Hola! Where have I been this whole time? I was in Cuba people, in Cuba!! I had the time of my life there, met nice people, ate nice food (OK, some of them weren’t so nice), and listened to nice music. In fact, I was so pleased with this “happy country” that after two days, I started to make plans about moving there. Seriously.I didn’t really plan this vacation, but when my aunt said “Hey, I’m going to Cuba, do you wanna come?” (she’s a serious traveler, by the way), I had to go. And that was a clever decision.

Cuba can be only 100 kilometers away from Key West, Florida, but it doesn’t even have internet access, and some other so-called “necessary” things. So, before the vacation I was a little freaked out. Also, the 10-hour flight (and 5+3 hours more, to get to Paris) was not very pleasant at all. But by the time we stepped into our old, historical hotel and saw the four Cuban guys playing and singing together, I changed my mind. Staying at 60 year-old hotels, where even the curtains were also 60 years old; or eating rice-potato-fish trio everyday wasn’t so important anymore. I was stunned by the music, stunned by the happy people, who don’t have iPhones or even extra soap to clean, but who are happy, because they don’t have anything to lose. They don’t have such passions to make more money, because everybody gets the same money. No, I’m not a communist, but what I saw there was different than what we read about Cuba. Yes, they may be poor, but that depends on how you define “poverty”. The government ensures that they get their basic needs, and such needs are free. Also, healthcare and education system in Cuba are better than in many of the countries. Interesting..

Most of the people in our group didn’t like Cuban food that much. At first, I also felt the same. That’s because they don’t use spices or sauces in their food. And coming from a culinary culture, where using too much spice is like an obligation, the food tasted “boring” to us. But after few days, we got used to it. But for me, the problem was not with spices, but with variety. I don’t know if it’s about how they understand as “tourist food”, but in everywhere we ate and drank the same combination of things: fish(or lobster), rice, potato puree, ground beef with peas, rice pudding, pineapple, papaya, guava, moijto and pina colada. Not that I didn’t like them, I actually liked those high-carbohydrated food; but I was expecting to eat more variety of fruits. I think we were in the wrong season, because I saw a lot of mango trees, but I couldn’t eat it anywhere. Also, the pineapples were raw and not pleasant to eat.
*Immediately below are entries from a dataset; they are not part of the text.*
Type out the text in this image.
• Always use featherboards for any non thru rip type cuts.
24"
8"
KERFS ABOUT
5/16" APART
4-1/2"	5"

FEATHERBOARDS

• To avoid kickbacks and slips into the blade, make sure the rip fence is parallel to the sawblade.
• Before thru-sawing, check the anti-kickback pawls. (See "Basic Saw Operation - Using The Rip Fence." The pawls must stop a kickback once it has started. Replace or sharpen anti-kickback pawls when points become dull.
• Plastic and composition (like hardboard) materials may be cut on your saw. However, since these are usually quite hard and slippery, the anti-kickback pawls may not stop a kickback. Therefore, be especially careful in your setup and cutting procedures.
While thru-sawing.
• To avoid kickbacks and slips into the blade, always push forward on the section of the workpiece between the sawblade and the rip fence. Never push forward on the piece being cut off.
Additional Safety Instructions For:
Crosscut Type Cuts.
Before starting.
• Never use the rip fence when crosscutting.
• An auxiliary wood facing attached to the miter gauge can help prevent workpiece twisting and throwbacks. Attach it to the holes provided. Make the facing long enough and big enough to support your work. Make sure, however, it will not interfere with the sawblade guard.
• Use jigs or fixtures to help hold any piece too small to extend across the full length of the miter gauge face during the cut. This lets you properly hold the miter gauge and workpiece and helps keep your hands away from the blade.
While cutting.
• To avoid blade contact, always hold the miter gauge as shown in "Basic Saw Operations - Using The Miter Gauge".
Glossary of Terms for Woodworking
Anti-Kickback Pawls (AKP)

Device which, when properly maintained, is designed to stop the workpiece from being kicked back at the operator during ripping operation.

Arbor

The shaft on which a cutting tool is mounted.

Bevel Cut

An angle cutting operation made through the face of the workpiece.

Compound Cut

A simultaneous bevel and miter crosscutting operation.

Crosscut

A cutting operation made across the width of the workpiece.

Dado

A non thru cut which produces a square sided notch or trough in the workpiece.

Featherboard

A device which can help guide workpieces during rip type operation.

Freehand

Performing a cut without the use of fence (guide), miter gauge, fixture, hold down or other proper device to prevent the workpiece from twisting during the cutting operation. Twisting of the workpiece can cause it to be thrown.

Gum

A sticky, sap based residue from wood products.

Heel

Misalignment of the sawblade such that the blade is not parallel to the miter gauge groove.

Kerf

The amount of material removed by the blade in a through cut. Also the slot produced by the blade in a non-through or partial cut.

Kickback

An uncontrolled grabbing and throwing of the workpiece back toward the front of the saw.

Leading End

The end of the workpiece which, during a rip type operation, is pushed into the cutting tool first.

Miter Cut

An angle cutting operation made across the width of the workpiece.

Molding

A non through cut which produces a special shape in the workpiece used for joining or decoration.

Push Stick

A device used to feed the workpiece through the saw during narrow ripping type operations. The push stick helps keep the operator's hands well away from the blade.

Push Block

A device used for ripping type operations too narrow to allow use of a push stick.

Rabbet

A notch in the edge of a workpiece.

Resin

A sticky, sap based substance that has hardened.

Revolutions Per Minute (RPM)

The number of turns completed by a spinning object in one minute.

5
So, although I didn’t like papaya, I had to eat it, and after a week I found myself saying “Oh, they don’t have papaya here, what a shame!”.

There are a lot more things to say about Cuba. Actually, I can talk 5 hours non-stop about this trip, but I’m going to cut short. I’m writing this post, because I bought 3 old books about Cuban cuisine from the street sellers there, and even though it’s written in Spanish, I’m hoping to try some recipes. We have Google Translate, right? I also bought a book, which I suppose, belonged to an American who lived in Cuba before the revolution. It has 1300 recipes, and I liked the “pocket cookbook” idea. I’m also going to test the recipes, and see if they are really old-fashioned and grandma-style.

Also, the new year post will be coming soon! For now, hasta la vista!